Sonic Cinema

Sounds, Visions and Insights by Brian Skutle

Confessions of a Shopaholic

Grade : B- Year : 2009 Director : P.J. Hogan Running Time : 1hr 44min Genre : , ,
Movie review score
B-

Confession: I don’t mind a little bit of silliness every once in a while. That’s why you’ll occasionally see me go to a movie like this. That’s why, in the grand scheme of things, I can’t really fault a movie like this fluff from testosterone producer Jerry Bruckheimer. The last time he produced a “chick flick,” it was the 2000 babe movie “Coyote Ugly.” Thankfully, this is a little better. Sure, it doesn’t take many left-hand turns, the humor is too-generic to be really funny, and let’s face it, it ends exactly how you expect it to.

So what worked for me? Start with Isla Fisher, who has a varied resume (including “Wedding Crashers,” “Definitely, Maybe,” and “The Lookout”) and a crazy fiancee in “Borat” funnyman Sascha Baron Cohen.
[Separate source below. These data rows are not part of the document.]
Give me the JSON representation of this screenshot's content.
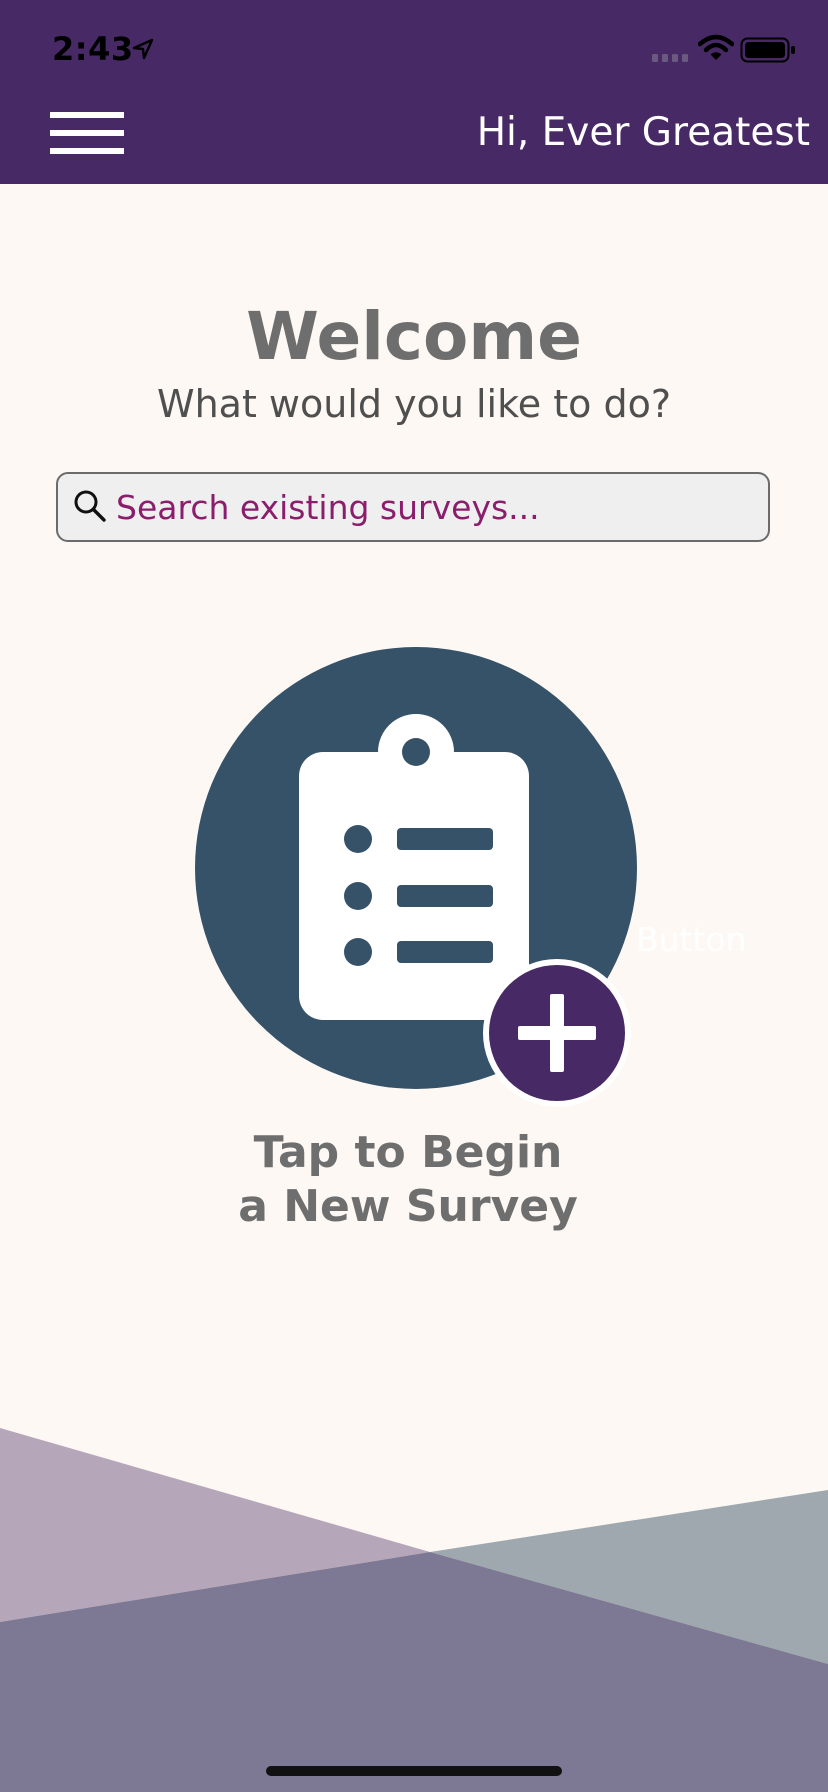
{
  "status_bar": {
    "time": "2:43",
    "icons": [
      "location-arrow-icon",
      "cellular-signal-icon",
      "wifi-icon",
      "battery-icon"
    ]
  },
  "header": {
    "menu_icon": "hamburger-menu-icon",
    "greeting": "Hi, Ever Greatest",
    "background": "#472966"
  },
  "main": {
    "title": "Welcome",
    "subtitle": "What would you like to do?",
    "search": {
      "placeholder": "Search existing surveys...",
      "value": "",
      "icon": "search-icon"
    },
    "new_survey": {
      "icon": "clipboard-list-icon",
      "badge_icon": "plus-icon",
      "ghost_label": "Button",
      "label_line1": "Tap to Begin",
      "label_line2": "a New Survey"
    }
  },
  "colors": {
    "accent_purple": "#472966",
    "circle_blue": "#355268",
    "search_text": "#8b1d6d",
    "background": "#fdf8f3"
  }
}
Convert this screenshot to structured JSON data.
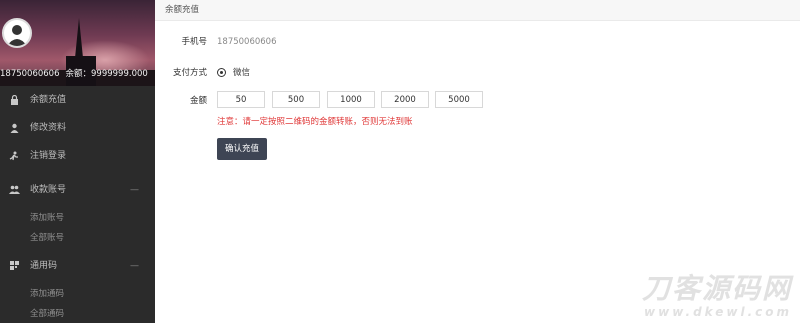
{
  "sidebar": {
    "phone": "18750060606",
    "balance_label": "余额：",
    "balance_value": "9999999.000",
    "items": [
      {
        "label": "余额充值",
        "icon": "lock-icon"
      },
      {
        "label": "修改资料",
        "icon": "user-icon"
      },
      {
        "label": "注销登录",
        "icon": "logout-icon"
      },
      {
        "label": "收款账号",
        "icon": "users-icon",
        "arrow": "—"
      },
      {
        "label": "添加账号"
      },
      {
        "label": "全部账号"
      },
      {
        "label": "通用码",
        "icon": "qrcode-icon",
        "arrow": "—"
      },
      {
        "label": "添加通码"
      },
      {
        "label": "全部通码"
      }
    ]
  },
  "header": {
    "title": "余额充值"
  },
  "form": {
    "phone_label": "手机号",
    "phone_value": "18750060606",
    "payment_label": "支付方式",
    "payment_option": "微信",
    "amount_label": "金额",
    "amounts": [
      "50",
      "500",
      "1000",
      "2000",
      "5000"
    ],
    "warning": "注意：请一定按照二维码的金额转账，否则无法到账",
    "confirm_label": "确认充值"
  },
  "watermark": {
    "line1": "刀客源码网",
    "line2": "www.dkewl.com"
  },
  "colors": {
    "warning": "#e03a3a",
    "button": "#3e4554",
    "sidebar": "#2b2b2b"
  }
}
Here, she plays Rebecca Bloomwood, and she’s a shopaholic. The only daughter of middle-class penny-pinchers (delightfully played by John Goodman and Joan Cusack), Rebecca learned a long time ago the joys of a great ensemble…and a great sale. The problem is, with great fashion sense generally comes great financial debt. So bad is her financial situation that she’s accrued over $16,000 in credit card debt, and she has a debt collector on her back for half of it. As if things couldn’t get any worse, the garden magazine she writes for is going under.

But things do seem to be looking up. She gets an interview for a position at the fashion magazine that is her Bible. But through happenstance, she ends up with an interview at a business magazine owned by the same company. The editor (Hugh Dancy) is intrigued, but it’s not until she accidentally sends a story she writes to the business magazine that she lands a job there, hoping she’ll be able to use the corporate ladder to get to her dream job. But as is the case with such things, it’s during such circumstances when what’s important starts to come to light for people.

You can probably guess what happens from there. Director P.J. Hogan (hey, he directed “My Best Friend’s Wedding”) keeps things light and entertaining while the script based on two of Sophie Kinsella’s “Shopaholic” books hits all the right notes on the way to crowd-pleasing box-office. But the cast is what delivers a winner, be it from supporting players Kristen Scott Thomas and Leslie Bibb as the snooty editor and new girl- respectively- at Rebecca’s dream job, John Lithgow as the owner the magazine conglomerate, or Krysten Ritter as Rebecca’s best friend. But the star is Fisher, whose appealing cuteness is impossible to ignore. Her film’s not that great, but trust me when I saw it’s not her fault. She’s the main reason it’s good at all.